They’re not thinking long term, they want immediate and maximum profits

[–] Sheeple@lemmy.world 17 points 10 months ago

It makes quarterlys look good immediately before the problems show up later

It's the mindset of someone who wants to cash out which is usually all ultracapitalists

[–] wintermute_oregon@lemm.ee 6 points 10 months ago

Most of them are not. That’s the beauty of a cash cow like Google. They’re working on things that may be profitable in the future. By cutting the future, you’re cutting future growth.
It’s why I dislike hedge funds. They’re stripping value instead of creating value.

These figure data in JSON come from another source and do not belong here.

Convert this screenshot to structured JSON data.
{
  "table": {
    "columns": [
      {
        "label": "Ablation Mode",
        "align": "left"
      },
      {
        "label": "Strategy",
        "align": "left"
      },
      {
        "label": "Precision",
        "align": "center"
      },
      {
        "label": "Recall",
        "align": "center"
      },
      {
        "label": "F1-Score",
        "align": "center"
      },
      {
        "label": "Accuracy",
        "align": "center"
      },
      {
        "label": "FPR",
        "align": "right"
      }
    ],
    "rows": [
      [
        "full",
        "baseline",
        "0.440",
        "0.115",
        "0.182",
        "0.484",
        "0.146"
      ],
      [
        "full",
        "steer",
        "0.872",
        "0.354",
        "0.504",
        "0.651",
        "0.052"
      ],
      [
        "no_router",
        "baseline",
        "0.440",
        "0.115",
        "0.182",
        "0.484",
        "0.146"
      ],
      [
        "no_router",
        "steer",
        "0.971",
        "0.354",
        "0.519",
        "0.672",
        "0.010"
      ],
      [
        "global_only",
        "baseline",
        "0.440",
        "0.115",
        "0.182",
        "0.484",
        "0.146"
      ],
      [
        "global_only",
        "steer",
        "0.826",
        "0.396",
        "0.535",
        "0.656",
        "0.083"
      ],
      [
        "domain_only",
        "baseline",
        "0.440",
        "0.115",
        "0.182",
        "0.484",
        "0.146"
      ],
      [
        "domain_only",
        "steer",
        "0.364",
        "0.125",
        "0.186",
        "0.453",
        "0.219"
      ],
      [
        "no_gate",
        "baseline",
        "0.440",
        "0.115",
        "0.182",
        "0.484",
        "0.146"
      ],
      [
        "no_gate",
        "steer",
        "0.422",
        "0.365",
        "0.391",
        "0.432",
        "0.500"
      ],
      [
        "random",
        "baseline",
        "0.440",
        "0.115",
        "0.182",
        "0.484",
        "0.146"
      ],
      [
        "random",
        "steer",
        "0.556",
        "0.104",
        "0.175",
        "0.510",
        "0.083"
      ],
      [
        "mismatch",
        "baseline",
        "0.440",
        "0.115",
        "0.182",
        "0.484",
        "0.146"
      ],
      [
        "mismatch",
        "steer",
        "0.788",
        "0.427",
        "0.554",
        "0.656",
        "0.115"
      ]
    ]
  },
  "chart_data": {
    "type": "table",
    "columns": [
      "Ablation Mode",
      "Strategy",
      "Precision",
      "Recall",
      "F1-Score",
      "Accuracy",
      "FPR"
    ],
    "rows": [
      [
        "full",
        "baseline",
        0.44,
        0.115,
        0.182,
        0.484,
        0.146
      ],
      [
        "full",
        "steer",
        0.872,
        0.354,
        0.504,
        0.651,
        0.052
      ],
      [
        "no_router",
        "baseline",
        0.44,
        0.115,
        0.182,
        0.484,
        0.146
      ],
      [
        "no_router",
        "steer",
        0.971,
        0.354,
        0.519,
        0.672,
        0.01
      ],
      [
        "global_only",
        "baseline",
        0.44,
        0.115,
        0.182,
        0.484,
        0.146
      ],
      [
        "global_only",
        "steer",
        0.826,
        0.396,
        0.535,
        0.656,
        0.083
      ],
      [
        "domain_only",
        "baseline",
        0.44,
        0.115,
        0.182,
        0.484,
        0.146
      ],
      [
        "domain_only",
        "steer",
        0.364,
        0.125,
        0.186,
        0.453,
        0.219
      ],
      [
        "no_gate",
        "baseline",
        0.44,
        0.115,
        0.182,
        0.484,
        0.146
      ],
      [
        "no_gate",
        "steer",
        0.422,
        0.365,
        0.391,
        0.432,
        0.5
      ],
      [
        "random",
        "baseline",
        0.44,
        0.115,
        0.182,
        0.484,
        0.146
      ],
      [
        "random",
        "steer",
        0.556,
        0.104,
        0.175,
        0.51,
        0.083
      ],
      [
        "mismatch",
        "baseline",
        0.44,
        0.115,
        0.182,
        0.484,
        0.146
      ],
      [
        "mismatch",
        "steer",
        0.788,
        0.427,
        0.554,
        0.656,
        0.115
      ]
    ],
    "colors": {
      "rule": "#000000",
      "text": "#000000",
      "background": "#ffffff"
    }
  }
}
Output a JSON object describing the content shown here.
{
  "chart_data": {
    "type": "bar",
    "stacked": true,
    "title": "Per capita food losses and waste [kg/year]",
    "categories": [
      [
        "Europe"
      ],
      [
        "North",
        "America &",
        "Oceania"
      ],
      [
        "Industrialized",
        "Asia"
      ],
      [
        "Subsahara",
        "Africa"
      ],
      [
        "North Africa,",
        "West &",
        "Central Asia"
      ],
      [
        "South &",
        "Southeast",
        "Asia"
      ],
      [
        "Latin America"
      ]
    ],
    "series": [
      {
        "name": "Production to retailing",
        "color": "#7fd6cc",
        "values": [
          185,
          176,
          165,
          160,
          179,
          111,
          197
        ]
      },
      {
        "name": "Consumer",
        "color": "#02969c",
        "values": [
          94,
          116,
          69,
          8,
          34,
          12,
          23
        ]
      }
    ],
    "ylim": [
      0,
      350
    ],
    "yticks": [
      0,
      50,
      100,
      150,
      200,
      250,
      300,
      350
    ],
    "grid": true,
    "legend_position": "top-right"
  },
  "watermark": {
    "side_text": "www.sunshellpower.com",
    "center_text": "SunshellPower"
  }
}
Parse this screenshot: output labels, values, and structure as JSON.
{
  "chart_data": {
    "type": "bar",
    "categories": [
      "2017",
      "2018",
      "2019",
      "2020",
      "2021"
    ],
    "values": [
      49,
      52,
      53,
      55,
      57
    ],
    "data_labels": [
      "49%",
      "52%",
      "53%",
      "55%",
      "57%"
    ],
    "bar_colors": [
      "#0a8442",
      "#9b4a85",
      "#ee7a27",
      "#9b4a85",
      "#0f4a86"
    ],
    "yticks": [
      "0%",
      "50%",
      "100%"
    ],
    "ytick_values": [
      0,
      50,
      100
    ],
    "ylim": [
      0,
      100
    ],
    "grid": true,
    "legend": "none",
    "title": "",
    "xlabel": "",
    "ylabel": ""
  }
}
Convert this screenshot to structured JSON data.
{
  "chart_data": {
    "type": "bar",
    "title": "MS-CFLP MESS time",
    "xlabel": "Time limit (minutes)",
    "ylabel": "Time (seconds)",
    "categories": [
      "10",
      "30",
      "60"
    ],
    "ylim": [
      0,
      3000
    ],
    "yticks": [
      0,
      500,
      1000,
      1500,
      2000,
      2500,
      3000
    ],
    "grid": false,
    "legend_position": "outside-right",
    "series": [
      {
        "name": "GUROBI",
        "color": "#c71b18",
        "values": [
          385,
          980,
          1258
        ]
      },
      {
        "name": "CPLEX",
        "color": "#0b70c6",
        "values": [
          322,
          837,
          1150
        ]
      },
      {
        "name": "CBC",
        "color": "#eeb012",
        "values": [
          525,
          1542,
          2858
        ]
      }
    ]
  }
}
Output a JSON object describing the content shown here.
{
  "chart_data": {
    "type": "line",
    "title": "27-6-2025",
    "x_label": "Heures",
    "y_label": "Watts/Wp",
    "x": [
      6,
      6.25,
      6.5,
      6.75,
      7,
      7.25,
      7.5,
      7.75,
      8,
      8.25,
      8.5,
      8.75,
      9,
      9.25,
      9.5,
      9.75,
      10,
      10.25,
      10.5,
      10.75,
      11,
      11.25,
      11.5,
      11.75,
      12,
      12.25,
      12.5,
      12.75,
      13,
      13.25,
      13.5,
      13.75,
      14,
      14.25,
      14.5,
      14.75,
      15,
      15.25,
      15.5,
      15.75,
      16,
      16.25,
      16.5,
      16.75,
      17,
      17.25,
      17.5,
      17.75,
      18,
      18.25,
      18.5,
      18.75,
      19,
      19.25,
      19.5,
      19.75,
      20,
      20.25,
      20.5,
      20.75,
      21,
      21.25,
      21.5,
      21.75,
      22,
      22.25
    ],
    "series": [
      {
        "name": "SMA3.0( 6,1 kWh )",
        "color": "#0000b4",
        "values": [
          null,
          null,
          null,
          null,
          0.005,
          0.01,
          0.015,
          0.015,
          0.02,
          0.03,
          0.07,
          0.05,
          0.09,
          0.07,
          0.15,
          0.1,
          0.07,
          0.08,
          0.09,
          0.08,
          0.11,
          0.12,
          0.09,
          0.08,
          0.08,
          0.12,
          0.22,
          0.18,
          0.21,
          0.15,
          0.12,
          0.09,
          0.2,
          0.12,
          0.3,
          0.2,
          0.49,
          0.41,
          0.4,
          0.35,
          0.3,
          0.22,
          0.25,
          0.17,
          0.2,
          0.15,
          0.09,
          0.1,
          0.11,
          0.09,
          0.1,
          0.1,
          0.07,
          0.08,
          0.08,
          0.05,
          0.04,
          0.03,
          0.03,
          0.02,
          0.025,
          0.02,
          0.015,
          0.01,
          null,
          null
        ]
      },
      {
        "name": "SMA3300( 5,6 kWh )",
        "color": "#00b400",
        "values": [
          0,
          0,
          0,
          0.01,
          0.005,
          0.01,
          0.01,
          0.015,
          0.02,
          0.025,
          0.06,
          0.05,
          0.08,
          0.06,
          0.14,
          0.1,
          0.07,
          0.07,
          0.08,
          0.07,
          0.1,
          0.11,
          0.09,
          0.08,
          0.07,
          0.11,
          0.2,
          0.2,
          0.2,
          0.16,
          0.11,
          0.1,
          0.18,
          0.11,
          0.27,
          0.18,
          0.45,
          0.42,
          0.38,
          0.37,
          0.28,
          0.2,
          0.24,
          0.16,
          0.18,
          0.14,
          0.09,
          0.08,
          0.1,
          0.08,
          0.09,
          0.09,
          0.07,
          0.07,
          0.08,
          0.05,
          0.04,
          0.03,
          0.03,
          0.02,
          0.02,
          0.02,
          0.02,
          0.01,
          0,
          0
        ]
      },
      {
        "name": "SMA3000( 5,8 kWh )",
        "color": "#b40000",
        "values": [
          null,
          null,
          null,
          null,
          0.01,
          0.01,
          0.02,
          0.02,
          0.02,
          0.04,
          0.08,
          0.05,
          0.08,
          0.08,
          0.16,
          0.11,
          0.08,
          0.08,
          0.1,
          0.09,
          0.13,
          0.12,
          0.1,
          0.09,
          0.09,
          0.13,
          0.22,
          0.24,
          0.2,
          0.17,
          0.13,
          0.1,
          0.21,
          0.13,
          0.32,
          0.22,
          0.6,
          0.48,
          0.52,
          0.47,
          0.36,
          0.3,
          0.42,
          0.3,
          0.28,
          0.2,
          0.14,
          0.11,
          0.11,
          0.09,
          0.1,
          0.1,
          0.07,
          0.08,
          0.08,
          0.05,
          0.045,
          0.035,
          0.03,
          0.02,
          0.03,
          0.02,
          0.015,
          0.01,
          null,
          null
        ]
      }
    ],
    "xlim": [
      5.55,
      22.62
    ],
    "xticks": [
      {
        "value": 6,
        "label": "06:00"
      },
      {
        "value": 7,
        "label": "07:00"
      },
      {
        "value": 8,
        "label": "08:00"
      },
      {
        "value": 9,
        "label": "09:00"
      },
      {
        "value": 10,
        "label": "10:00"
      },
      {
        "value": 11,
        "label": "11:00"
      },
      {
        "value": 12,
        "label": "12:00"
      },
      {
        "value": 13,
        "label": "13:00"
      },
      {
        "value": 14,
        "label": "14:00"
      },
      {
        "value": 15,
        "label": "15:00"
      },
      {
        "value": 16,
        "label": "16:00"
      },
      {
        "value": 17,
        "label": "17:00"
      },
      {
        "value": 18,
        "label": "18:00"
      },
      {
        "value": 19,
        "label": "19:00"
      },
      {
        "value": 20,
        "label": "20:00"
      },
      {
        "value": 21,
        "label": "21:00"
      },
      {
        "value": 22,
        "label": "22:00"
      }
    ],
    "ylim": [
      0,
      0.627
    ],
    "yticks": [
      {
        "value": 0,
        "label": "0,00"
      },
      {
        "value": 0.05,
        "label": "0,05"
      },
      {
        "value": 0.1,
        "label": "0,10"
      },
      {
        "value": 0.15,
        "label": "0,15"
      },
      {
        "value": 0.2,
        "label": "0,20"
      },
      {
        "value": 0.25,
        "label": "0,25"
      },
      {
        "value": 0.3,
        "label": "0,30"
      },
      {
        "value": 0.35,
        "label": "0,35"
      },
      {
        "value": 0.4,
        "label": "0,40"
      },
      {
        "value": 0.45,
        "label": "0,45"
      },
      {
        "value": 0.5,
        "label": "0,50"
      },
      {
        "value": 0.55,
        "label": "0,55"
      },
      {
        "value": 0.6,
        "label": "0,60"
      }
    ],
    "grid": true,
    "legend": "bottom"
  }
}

[–] Empricorn@feddit.nl 15 points 9 months ago

The source matters, too. This is a dude exploiting people and hoarding so much needed wealth. To an obscene amount. Like, he has more than enough to do everything he could possibly dream of, for the rest of his life. And long after he's gone, all his descendants will be set and will never have to worry about money for their entire lives...

So what does this psychopath obsess about? "Please kick people out into the street and reduce the pay of anyone who remains. Number go up... Fuck em, got mine lol"

[–] cultsuperstar@lemmy.world 9 points 9 months ago

Because he doesn't care. He's looking out for himself.

"Hey Googs, you have too many employees and that's cutting in my investments. Shitcan 150,000 so my investments go up and I make more billions kthxbye"

[–] marcos@lemmy.world 5 points 10 months ago* (last edited 10 months ago) (1 children)

The funny thing is... what are the operational requirements of an R&D organization?

As far as I can see, it's nothing, by definition.

Anyway, does the rich person there not understand that? Also, what is the value of an R&D organization where people are demotivated?

[–] Enkers@sh.itjust.works 10 points 10 months ago (1 children)

The rich person only cares about short term profits. They want to liquidate any good will and long term preparedness. Once the host corporation has been sufficiently bled of value, the parasite will move on to the next source of value it can find.

[–] marcos@lemmy.world 5 points 10 months ago (1 children)

But then, an R&D organization doesn't have short term profits.

[–] Enkers@sh.itjust.works 6 points 9 months ago* (last edited 9 months ago)

Correct. R&D only creates future value. Usually in the VC model, R&D is done by individuals or small groups and then funded (bought) by VC to get it to market. So even though the R&D do-er can cash out their future profits for immediate profits, the value of that R&D can't be realized immediately.

I personally think the VC and legacy models are currently competing, and VC is winning out. As we see here, even large, established companies aren't immune to impinging VCs.